A low-watt light casts a warm glow over the door. I start up the cement walkway, noting the ivy leaves crawling up both sides of the building. My fingers just shy of reaching the acorn knocker, I tell myself how crazy this is—even crazier than zoning out and hearing voices.

Because I’m totally on my own.

I consider turning away, wondering if I’d be better off going to Danica’s house. But then I find myself knocking anyway, because I simply can’t shake this feeling—this sensation that something horrible is going to happen if I don’t go in to stop it.
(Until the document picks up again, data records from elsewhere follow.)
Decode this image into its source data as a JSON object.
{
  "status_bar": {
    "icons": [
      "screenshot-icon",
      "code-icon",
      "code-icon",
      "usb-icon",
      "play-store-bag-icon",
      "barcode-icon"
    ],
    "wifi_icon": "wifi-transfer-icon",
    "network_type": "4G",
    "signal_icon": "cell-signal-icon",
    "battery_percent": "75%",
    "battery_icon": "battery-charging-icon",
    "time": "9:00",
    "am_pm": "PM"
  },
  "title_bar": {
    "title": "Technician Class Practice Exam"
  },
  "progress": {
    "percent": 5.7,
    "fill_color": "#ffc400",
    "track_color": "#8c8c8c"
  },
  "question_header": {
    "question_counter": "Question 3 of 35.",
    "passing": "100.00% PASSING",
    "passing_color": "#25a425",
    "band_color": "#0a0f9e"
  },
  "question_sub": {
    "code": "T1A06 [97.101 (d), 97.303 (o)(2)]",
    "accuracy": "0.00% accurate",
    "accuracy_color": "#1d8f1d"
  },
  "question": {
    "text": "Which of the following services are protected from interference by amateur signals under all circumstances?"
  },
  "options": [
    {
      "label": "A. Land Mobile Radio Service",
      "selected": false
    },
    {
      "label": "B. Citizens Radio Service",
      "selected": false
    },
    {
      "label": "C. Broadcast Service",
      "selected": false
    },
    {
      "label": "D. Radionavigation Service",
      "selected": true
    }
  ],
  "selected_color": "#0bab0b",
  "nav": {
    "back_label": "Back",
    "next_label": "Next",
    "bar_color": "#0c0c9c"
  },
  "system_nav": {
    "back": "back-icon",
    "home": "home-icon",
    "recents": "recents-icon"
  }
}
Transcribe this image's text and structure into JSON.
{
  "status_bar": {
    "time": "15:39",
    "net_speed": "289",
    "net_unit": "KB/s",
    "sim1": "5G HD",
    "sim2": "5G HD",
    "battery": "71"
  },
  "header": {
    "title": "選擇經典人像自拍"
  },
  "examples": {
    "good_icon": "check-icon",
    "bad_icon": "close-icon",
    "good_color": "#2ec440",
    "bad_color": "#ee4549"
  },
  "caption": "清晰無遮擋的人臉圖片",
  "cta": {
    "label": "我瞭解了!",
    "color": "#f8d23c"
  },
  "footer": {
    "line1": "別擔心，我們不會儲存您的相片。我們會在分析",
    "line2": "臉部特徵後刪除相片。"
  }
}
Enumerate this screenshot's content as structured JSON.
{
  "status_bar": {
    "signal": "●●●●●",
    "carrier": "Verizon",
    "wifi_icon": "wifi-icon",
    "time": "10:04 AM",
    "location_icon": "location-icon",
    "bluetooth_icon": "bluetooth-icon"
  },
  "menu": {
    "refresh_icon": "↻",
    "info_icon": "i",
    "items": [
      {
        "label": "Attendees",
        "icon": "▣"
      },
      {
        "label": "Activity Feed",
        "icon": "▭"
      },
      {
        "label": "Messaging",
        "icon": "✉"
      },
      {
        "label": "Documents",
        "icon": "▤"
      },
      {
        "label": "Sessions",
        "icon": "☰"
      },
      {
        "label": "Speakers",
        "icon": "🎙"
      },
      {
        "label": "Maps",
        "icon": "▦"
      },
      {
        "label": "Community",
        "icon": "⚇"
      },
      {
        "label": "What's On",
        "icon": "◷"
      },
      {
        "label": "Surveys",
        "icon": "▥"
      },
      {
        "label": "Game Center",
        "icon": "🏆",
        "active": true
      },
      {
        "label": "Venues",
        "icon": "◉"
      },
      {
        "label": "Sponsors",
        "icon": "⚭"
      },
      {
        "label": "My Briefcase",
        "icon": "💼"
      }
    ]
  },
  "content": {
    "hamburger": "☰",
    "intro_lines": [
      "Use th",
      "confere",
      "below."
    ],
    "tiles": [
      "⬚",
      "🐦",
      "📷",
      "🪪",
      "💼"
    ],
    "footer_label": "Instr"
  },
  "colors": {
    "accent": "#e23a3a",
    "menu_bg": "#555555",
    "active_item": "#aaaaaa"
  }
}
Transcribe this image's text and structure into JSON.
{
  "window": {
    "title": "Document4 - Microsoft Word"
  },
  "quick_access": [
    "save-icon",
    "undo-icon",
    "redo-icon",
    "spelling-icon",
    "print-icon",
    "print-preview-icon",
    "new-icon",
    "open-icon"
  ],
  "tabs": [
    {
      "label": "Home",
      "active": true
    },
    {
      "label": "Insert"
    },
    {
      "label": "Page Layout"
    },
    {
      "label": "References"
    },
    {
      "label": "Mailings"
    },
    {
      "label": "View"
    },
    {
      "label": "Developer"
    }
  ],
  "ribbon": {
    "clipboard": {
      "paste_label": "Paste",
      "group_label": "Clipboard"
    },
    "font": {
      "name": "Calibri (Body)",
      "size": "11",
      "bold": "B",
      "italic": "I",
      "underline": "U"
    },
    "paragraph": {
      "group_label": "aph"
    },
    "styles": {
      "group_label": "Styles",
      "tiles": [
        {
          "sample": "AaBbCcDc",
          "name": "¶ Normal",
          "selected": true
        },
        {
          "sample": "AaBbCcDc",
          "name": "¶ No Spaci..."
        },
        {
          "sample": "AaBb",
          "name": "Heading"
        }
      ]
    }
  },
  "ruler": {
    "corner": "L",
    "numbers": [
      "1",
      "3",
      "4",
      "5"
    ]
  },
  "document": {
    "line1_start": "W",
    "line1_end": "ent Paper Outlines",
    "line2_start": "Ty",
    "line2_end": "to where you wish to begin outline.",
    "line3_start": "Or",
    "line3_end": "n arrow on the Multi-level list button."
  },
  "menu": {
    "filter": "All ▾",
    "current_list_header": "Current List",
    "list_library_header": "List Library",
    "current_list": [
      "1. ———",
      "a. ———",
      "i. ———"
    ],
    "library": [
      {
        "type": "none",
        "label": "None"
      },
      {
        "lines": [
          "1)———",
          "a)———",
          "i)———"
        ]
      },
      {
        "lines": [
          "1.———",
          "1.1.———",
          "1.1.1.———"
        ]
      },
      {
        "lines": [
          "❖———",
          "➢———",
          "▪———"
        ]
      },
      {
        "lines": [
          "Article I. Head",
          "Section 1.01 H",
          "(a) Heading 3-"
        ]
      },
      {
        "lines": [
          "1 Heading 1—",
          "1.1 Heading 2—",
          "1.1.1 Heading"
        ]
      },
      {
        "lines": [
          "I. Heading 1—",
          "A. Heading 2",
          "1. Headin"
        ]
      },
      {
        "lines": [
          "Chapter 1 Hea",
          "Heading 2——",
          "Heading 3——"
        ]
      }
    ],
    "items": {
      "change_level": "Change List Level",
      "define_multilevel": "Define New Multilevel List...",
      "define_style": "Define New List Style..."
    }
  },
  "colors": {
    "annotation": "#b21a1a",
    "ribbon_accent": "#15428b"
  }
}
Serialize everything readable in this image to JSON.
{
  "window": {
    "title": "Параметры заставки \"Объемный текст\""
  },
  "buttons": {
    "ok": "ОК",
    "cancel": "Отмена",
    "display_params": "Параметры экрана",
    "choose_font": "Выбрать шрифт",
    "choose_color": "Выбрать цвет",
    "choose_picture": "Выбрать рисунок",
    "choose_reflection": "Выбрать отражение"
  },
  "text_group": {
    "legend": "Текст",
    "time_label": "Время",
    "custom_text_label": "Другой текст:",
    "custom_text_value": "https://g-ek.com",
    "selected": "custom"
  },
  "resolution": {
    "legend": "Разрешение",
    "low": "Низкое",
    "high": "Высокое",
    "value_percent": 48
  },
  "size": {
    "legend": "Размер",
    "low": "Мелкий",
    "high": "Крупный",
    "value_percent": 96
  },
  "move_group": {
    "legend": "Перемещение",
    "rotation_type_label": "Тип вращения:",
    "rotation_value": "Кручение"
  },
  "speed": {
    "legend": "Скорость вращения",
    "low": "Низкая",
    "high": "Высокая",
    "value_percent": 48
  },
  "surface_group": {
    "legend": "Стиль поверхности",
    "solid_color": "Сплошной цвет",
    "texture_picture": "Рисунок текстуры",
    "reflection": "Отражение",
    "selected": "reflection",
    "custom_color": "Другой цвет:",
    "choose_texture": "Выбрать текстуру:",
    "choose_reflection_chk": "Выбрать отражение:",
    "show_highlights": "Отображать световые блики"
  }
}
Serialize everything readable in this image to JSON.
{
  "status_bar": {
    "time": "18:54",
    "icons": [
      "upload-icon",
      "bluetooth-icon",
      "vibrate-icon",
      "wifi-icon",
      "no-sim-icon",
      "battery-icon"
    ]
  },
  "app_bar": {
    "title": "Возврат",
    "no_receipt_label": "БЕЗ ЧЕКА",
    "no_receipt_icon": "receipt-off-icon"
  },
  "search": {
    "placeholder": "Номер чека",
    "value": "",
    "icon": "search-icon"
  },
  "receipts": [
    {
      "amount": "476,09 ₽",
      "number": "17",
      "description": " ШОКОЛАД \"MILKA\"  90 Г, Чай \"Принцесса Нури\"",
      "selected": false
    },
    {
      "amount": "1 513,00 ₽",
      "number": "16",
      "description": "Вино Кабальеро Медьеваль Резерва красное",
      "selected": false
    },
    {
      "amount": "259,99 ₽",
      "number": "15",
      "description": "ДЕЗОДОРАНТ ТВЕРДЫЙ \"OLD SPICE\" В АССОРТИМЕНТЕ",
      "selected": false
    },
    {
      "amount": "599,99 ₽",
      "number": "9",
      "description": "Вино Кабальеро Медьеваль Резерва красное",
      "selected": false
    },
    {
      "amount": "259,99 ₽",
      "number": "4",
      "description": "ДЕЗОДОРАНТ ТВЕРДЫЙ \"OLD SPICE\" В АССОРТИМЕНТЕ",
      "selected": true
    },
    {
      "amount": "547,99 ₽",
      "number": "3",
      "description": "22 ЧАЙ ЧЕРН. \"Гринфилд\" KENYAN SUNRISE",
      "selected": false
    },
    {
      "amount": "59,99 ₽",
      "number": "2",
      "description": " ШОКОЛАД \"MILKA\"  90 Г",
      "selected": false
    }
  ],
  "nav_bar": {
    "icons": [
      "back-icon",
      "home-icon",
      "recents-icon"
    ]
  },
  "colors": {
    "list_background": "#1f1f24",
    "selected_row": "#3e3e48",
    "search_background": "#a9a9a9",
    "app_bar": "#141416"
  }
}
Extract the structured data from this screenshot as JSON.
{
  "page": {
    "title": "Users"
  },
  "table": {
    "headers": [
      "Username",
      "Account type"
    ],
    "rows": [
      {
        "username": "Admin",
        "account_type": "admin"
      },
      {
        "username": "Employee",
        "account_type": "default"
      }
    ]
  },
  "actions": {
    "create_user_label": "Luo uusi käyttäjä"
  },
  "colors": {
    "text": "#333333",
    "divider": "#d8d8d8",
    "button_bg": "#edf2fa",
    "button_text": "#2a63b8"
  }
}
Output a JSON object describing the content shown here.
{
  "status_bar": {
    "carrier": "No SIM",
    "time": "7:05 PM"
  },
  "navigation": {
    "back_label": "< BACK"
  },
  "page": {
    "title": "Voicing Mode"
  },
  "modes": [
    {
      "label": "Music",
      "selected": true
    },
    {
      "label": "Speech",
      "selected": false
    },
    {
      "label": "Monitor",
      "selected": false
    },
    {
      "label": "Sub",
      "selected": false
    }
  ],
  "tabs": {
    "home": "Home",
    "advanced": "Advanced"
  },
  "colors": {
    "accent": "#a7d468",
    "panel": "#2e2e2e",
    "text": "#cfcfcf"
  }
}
I knock again when no one answers, and then finally try the door handle. It opens with a click. I take a step inside, hearing the floorboards creak beneath my feet. The place is well lit: a wide-open showroom with at least twenty pianos displayed on a red velvet carpet.

“Hello?” I call. My heart is pumping so hard that it hurts.

A baby grand piano sits in the center of the room, with a vase of red flowers on top of it.